Artemis II makes this concrete. The Integrity crew going deeper into space than any humans have gone is not a recurrence. It is a threshold. And the response to a threshold, the response the post identifies, is not to pause and reflect on how far we have come but to wish the milestone broken as quickly as possible. That is the disposition of the strategically patient leader who has genuinely internalized a stance where joy, optionality, and creative possibility all point in the same direction. Forward. 

Of course, it is scarier and harder to lead there or even to sit comfortably with the unknown. That is the role of vision and being a great communicator.
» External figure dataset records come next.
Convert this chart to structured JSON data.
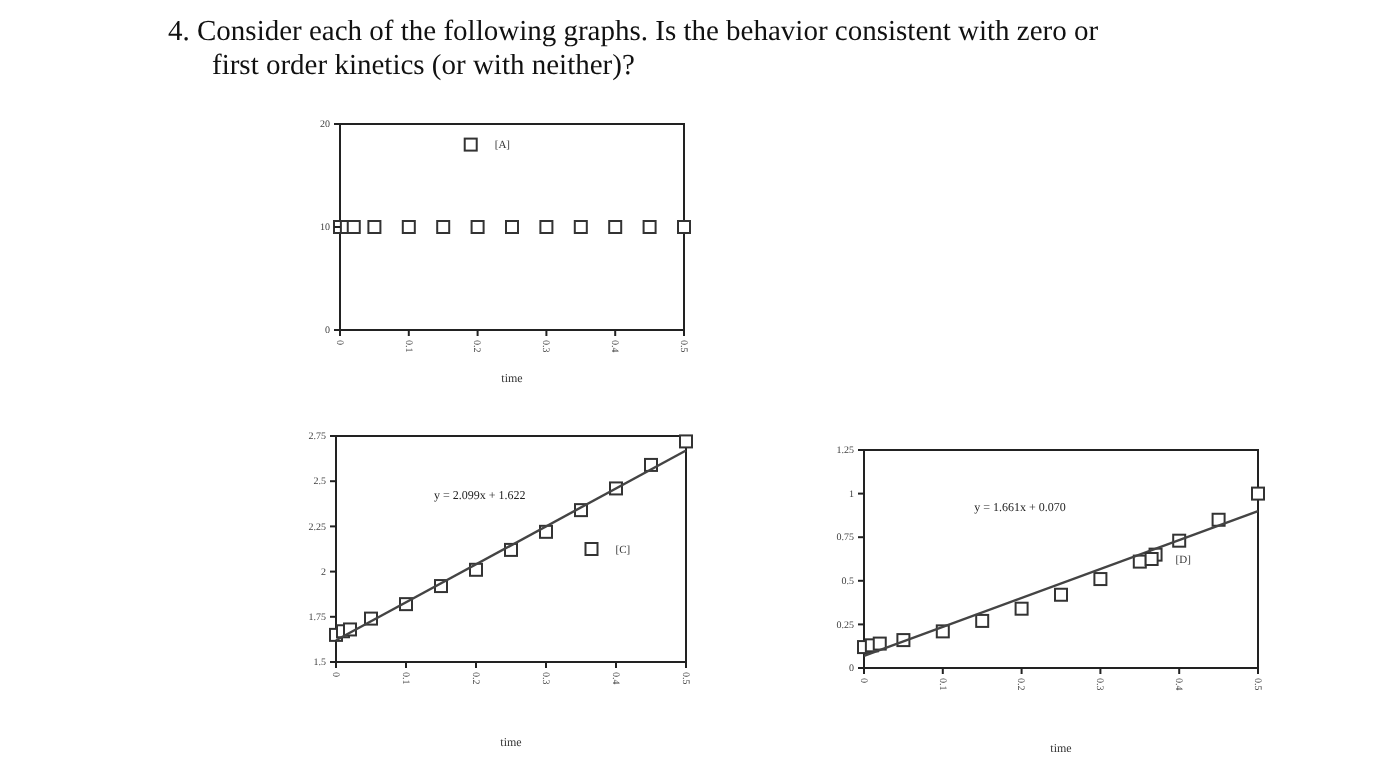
{
  "chart_data": [
    {
      "type": "scatter",
      "title": "4.   Consider each of the following graphs. Is the behavior consistent with zero or first order kinetics (or with neither)?",
      "xlabel": "time",
      "x": [
        0,
        0.01,
        0.02,
        0.05,
        0.1,
        0.15,
        0.2,
        0.25,
        0.3,
        0.35,
        0.4,
        0.45,
        0.5
      ],
      "series": [
        {
          "name": "[A]",
          "color": "#333333",
          "values": [
            10,
            10,
            10,
            10,
            10,
            10,
            10,
            10,
            10,
            10,
            10,
            10,
            10
          ]
        }
      ],
      "xlim": [
        0,
        0.5
      ],
      "xticks": [
        0,
        0.1,
        0.2,
        0.3,
        0.4,
        0.5
      ],
      "ylim": [
        0,
        20
      ],
      "yticks": [
        0,
        10,
        20
      ],
      "marker": "square",
      "legend": "top",
      "grid": false
    },
    {
      "type": "scatter",
      "xlabel": "time",
      "annotations": [
        "y = 2.099x + 1.622"
      ],
      "series": [
        {
          "name": "[C]",
          "color": "#333333",
          "x": [
            0,
            0.01,
            0.02,
            0.05,
            0.1,
            0.15,
            0.2,
            0.25,
            0.3,
            0.35,
            0.4,
            0.45,
            0.5
          ],
          "values": [
            1.65,
            1.67,
            1.68,
            1.74,
            1.82,
            1.92,
            2.01,
            2.12,
            2.22,
            2.34,
            2.46,
            2.59,
            2.72
          ]
        },
        {
          "type": "line",
          "marker": "none",
          "color": "#444444",
          "x": [
            0,
            0.5
          ],
          "values": [
            1.62,
            2.67
          ]
        }
      ],
      "xlim": [
        0,
        0.5
      ],
      "xticks": [
        0,
        0.1,
        0.2,
        0.3,
        0.4,
        0.5
      ],
      "ylim": [
        1.5,
        2.75
      ],
      "yticks": [
        1.5,
        1.75,
        2,
        2.25,
        2.5,
        2.75
      ],
      "marker": "square",
      "legend": "right",
      "grid": false
    },
    {
      "type": "scatter",
      "xlabel": "time",
      "annotations": [
        "y = 1.661x + 0.070"
      ],
      "series": [
        {
          "name": "[D]",
          "color": "#333333",
          "x": [
            0,
            0.01,
            0.02,
            0.05,
            0.1,
            0.15,
            0.2,
            0.25,
            0.3,
            0.35,
            0.37,
            0.4,
            0.45,
            0.5
          ],
          "values": [
            0.12,
            0.13,
            0.14,
            0.16,
            0.21,
            0.27,
            0.34,
            0.42,
            0.51,
            0.61,
            0.65,
            0.73,
            0.85,
            1.0
          ]
        },
        {
          "type": "line",
          "marker": "none",
          "color": "#444444",
          "x": [
            0,
            0.5
          ],
          "values": [
            0.07,
            0.9
          ]
        }
      ],
      "xlim": [
        0,
        0.5
      ],
      "xticks": [
        0,
        0.1,
        0.2,
        0.3,
        0.4,
        0.5
      ],
      "ylim": [
        0,
        1.25
      ],
      "yticks": [
        0,
        0.25,
        0.5,
        0.75,
        1,
        1.25
      ],
      "marker": "square",
      "legend": "right",
      "grid": false
    }
  ]
}
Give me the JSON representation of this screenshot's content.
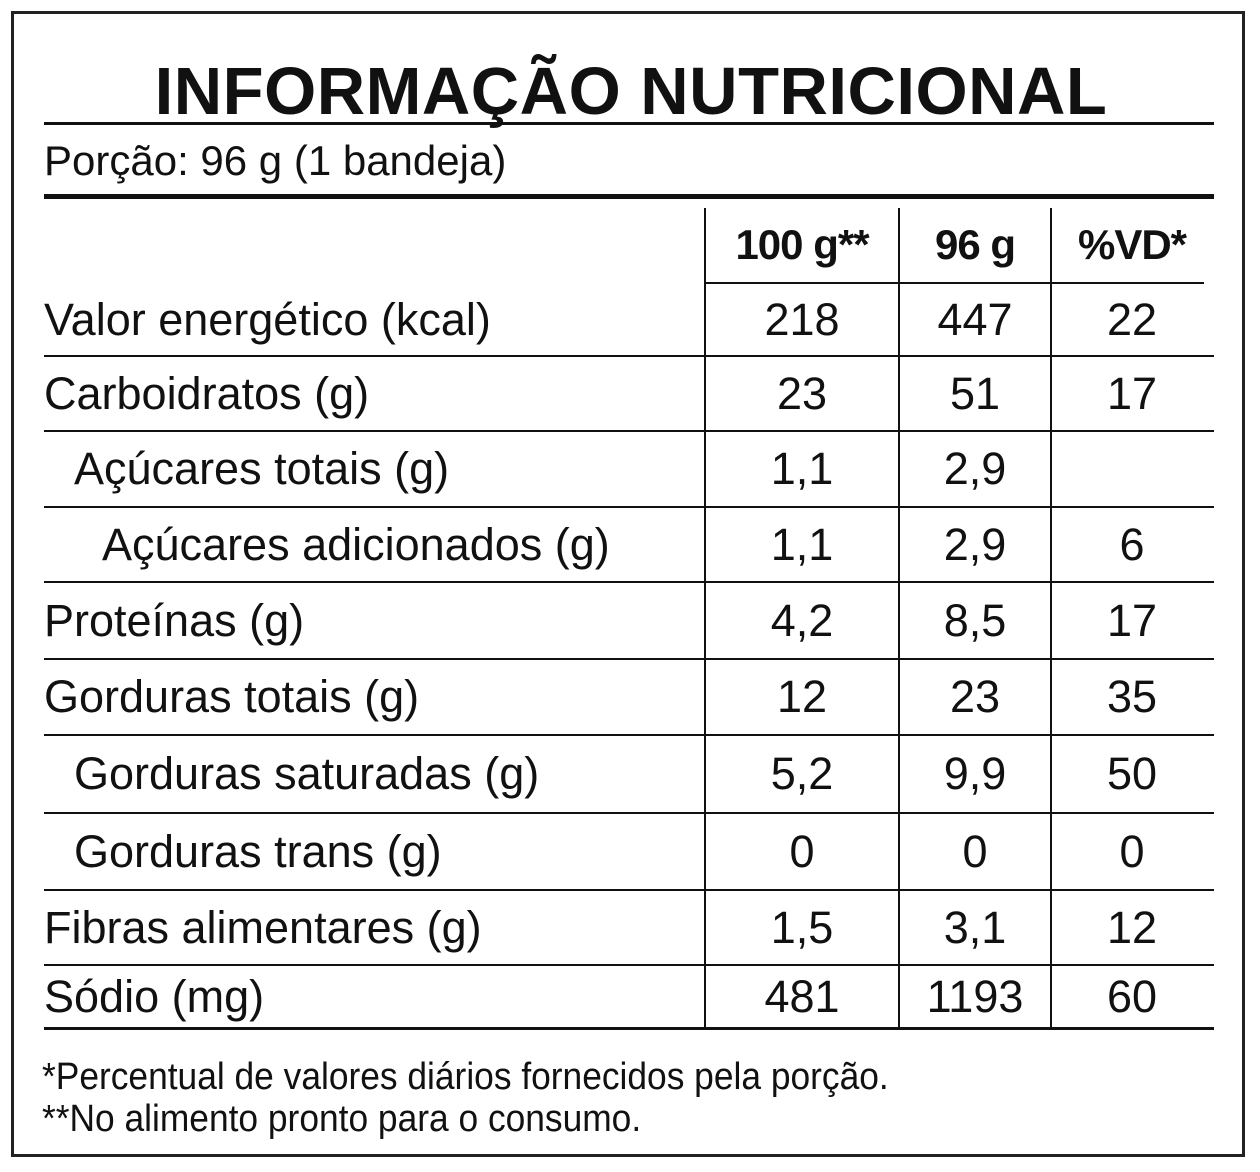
{
  "title": "INFORMAÇÃO NUTRICIONAL",
  "serving": "Porção: 96 g (1 bandeja)",
  "columns": [
    "100 g**",
    "96 g",
    "%VD*"
  ],
  "rows": [
    {
      "name": "Valor energético (kcal)",
      "indent": 0,
      "per100g": "218",
      "perServing": "447",
      "vd": "22"
    },
    {
      "name": "Carboidratos (g)",
      "indent": 0,
      "per100g": "23",
      "perServing": "51",
      "vd": "17"
    },
    {
      "name": "Açúcares totais (g)",
      "indent": 1,
      "per100g": "1,1",
      "perServing": "2,9",
      "vd": ""
    },
    {
      "name": "Açúcares adicionados (g)",
      "indent": 2,
      "per100g": "1,1",
      "perServing": "2,9",
      "vd": "6"
    },
    {
      "name": "Proteínas (g)",
      "indent": 0,
      "per100g": "4,2",
      "perServing": "8,5",
      "vd": "17"
    },
    {
      "name": "Gorduras totais (g)",
      "indent": 0,
      "per100g": "12",
      "perServing": "23",
      "vd": "35"
    },
    {
      "name": "Gorduras saturadas (g)",
      "indent": 1,
      "per100g": "5,2",
      "perServing": "9,9",
      "vd": "50"
    },
    {
      "name": "Gorduras trans (g)",
      "indent": 1,
      "per100g": "0",
      "perServing": "0",
      "vd": "0"
    },
    {
      "name": "Fibras alimentares (g)",
      "indent": 0,
      "per100g": "1,5",
      "perServing": "3,1",
      "vd": "12"
    },
    {
      "name": "Sódio (mg)",
      "indent": 0,
      "per100g": "481",
      "perServing": "1193",
      "vd": "60"
    }
  ],
  "footnotes": [
    "*Percentual de valores diários fornecidos pela porção.",
    "**No alimento pronto para o consumo."
  ]
}
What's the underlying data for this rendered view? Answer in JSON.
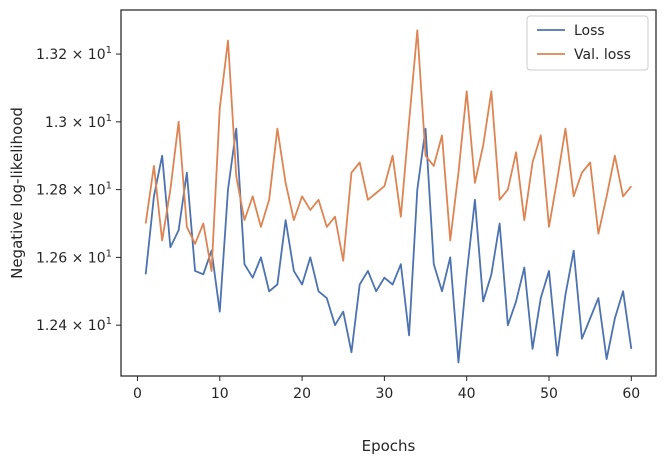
{
  "chart_data": {
    "type": "line",
    "title": "",
    "xlabel": "Epochs",
    "ylabel": "Negative log-likelihood",
    "xlim": [
      -2,
      63
    ],
    "ylim": [
      12.25,
      13.33
    ],
    "xticks": [
      0,
      10,
      20,
      30,
      40,
      50,
      60
    ],
    "yticks": [
      {
        "value": 12.4,
        "mantissa": "1.24"
      },
      {
        "value": 12.6,
        "mantissa": "1.26"
      },
      {
        "value": 12.8,
        "mantissa": "1.28"
      },
      {
        "value": 13.0,
        "mantissa": "1.3"
      },
      {
        "value": 13.2,
        "mantissa": "1.32"
      }
    ],
    "ytick_base": "10",
    "ytick_exponent": "1",
    "ytick_times": "×",
    "grid": false,
    "legend_position": "top-right",
    "x": [
      1,
      2,
      3,
      4,
      5,
      6,
      7,
      8,
      9,
      10,
      11,
      12,
      13,
      14,
      15,
      16,
      17,
      18,
      19,
      20,
      21,
      22,
      23,
      24,
      25,
      26,
      27,
      28,
      29,
      30,
      31,
      32,
      33,
      34,
      35,
      36,
      37,
      38,
      39,
      40,
      41,
      42,
      43,
      44,
      45,
      46,
      47,
      48,
      49,
      50,
      51,
      52,
      53,
      54,
      55,
      56,
      57,
      58,
      59,
      60
    ],
    "series": [
      {
        "name": "Loss",
        "color": "#4c72b0",
        "values": [
          12.55,
          12.78,
          12.9,
          12.63,
          12.68,
          12.85,
          12.56,
          12.55,
          12.62,
          12.44,
          12.8,
          12.98,
          12.58,
          12.54,
          12.6,
          12.5,
          12.52,
          12.71,
          12.56,
          12.52,
          12.6,
          12.5,
          12.48,
          12.4,
          12.44,
          12.32,
          12.52,
          12.56,
          12.5,
          12.54,
          12.52,
          12.58,
          12.37,
          12.8,
          12.98,
          12.58,
          12.5,
          12.6,
          12.29,
          12.55,
          12.77,
          12.47,
          12.55,
          12.7,
          12.4,
          12.47,
          12.57,
          12.33,
          12.48,
          12.56,
          12.31,
          12.49,
          12.62,
          12.36,
          12.42,
          12.48,
          12.3,
          12.42,
          12.5,
          12.33
        ]
      },
      {
        "name": "Val. loss",
        "color": "#dd8452",
        "values": [
          12.7,
          12.87,
          12.65,
          12.8,
          13.0,
          12.69,
          12.64,
          12.7,
          12.56,
          13.04,
          13.24,
          12.84,
          12.71,
          12.78,
          12.69,
          12.77,
          12.98,
          12.82,
          12.71,
          12.78,
          12.74,
          12.77,
          12.69,
          12.72,
          12.59,
          12.85,
          12.88,
          12.77,
          12.79,
          12.81,
          12.9,
          12.72,
          13.0,
          13.27,
          12.9,
          12.87,
          12.96,
          12.65,
          12.85,
          13.09,
          12.82,
          12.93,
          13.09,
          12.77,
          12.8,
          12.91,
          12.71,
          12.88,
          12.96,
          12.69,
          12.83,
          12.98,
          12.78,
          12.85,
          12.88,
          12.67,
          12.78,
          12.9,
          12.78,
          12.81
        ]
      }
    ]
  }
}
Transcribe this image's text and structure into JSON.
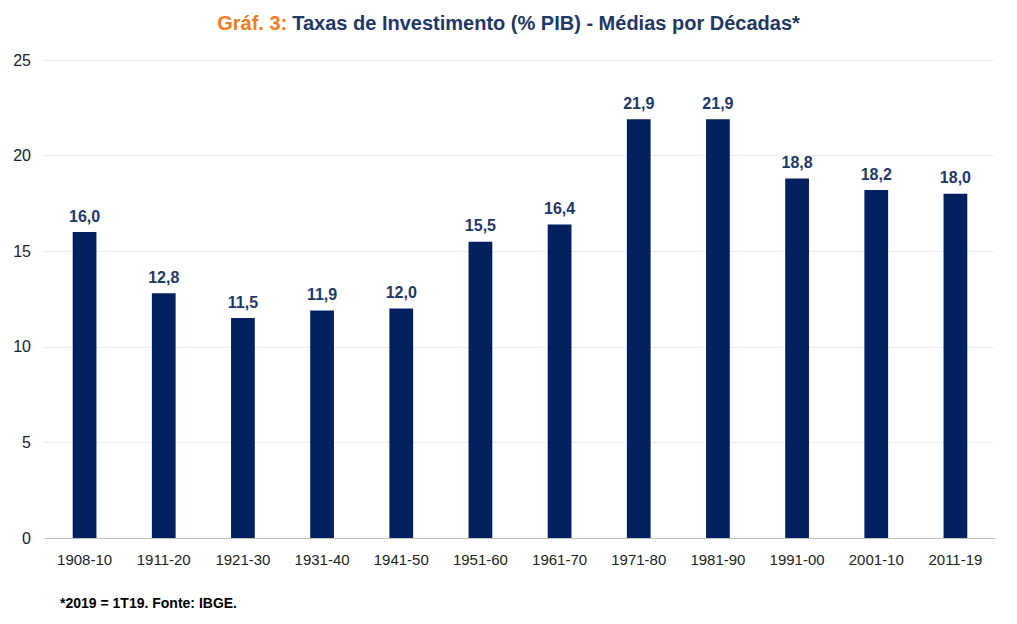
{
  "chart_data": {
    "type": "bar",
    "title": "Gráf. 3: Taxas de Investimento (% PIB) - Médias por Décadas*",
    "annotations": [
      "*2019 = 1T19. Fonte: IBGE."
    ],
    "categories": [
      "1908-10",
      "1911-20",
      "1921-30",
      "1931-40",
      "1941-50",
      "1951-60",
      "1961-70",
      "1971-80",
      "1981-90",
      "1991-00",
      "2001-10",
      "2011-19"
    ],
    "values": [
      16.0,
      12.8,
      11.5,
      11.9,
      12.0,
      15.5,
      16.4,
      21.9,
      21.9,
      18.8,
      18.2,
      18.0
    ],
    "value_labels": [
      "16,0",
      "12,8",
      "11,5",
      "11,9",
      "12,0",
      "15,5",
      "16,4",
      "21,9",
      "21,9",
      "18,8",
      "18,2",
      "18,0"
    ],
    "color": "#002060",
    "ylim": [
      0,
      25
    ],
    "yticks": [
      0,
      5,
      10,
      15,
      20,
      25
    ],
    "grid": true,
    "data_labels": true
  }
}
Nietzsche’s Eternal Recurrence and the Joy of Foreclosing Options

Nietzsche’s greatest weight borrows Descartes’ demon and asks if we’d be pleased to know everything repeats. The Drunken Song affirms joy opposing optionality in a movement self surpassing.

EXCAVATION
Nietzsche: The Gay Science (aphorism 341), Thus Spoke Zarathustra (79)
Walter Kaufmann: Introduction to The Gay Science, on Eternal Recurrence

APPLICATION
Nietzsche’s greatest weight borrows Descartes’ demon not to induce doubt but to demand affirmation. The question is not whether you can be certain but whether you can bear repetition, whether your relationship to your own choices is one of genuine commitment or concealed endurance. That distinction is actionable for decision making in a way that most frameworks miss.

The standard case for optionality is that keeping choices open preserves flexibility and reduces regret. That case is sound for tame uncertainty, where the variables are knowable and the future is a matter of calculation. But Nietzsche’s Drunken Song points to something the optionality framework does not account for: the form of joy that only becomes available through full commitment, through the willingness to foreclose alternatives and inhabit a path so completely that self-surpassing becomes possible. You cannot surpass what you have not fully entered.

Not all foreclosure of options is the same move. There is foreclosure out of fear, where uncertainty is intolerable and the defined outcome feels safer than the open field. There is foreclosure out of calculation, where the expected value of commitment outweighs the value of remaining flexible. Or, where foreclosure is a failure in framing, of widening the aperture of vision, of denying the flexibility of reality. And there is a third kind, closer to what Nietzsche is describing: foreclosure out of conviction, where other variables compel a path that a pure optionality analysis would reject.

What is clear is Nietzsche’s connecting emotion to decision making, particularly around optionality. To paraphrase: Joy wants eternal recurrence. Woe wants options.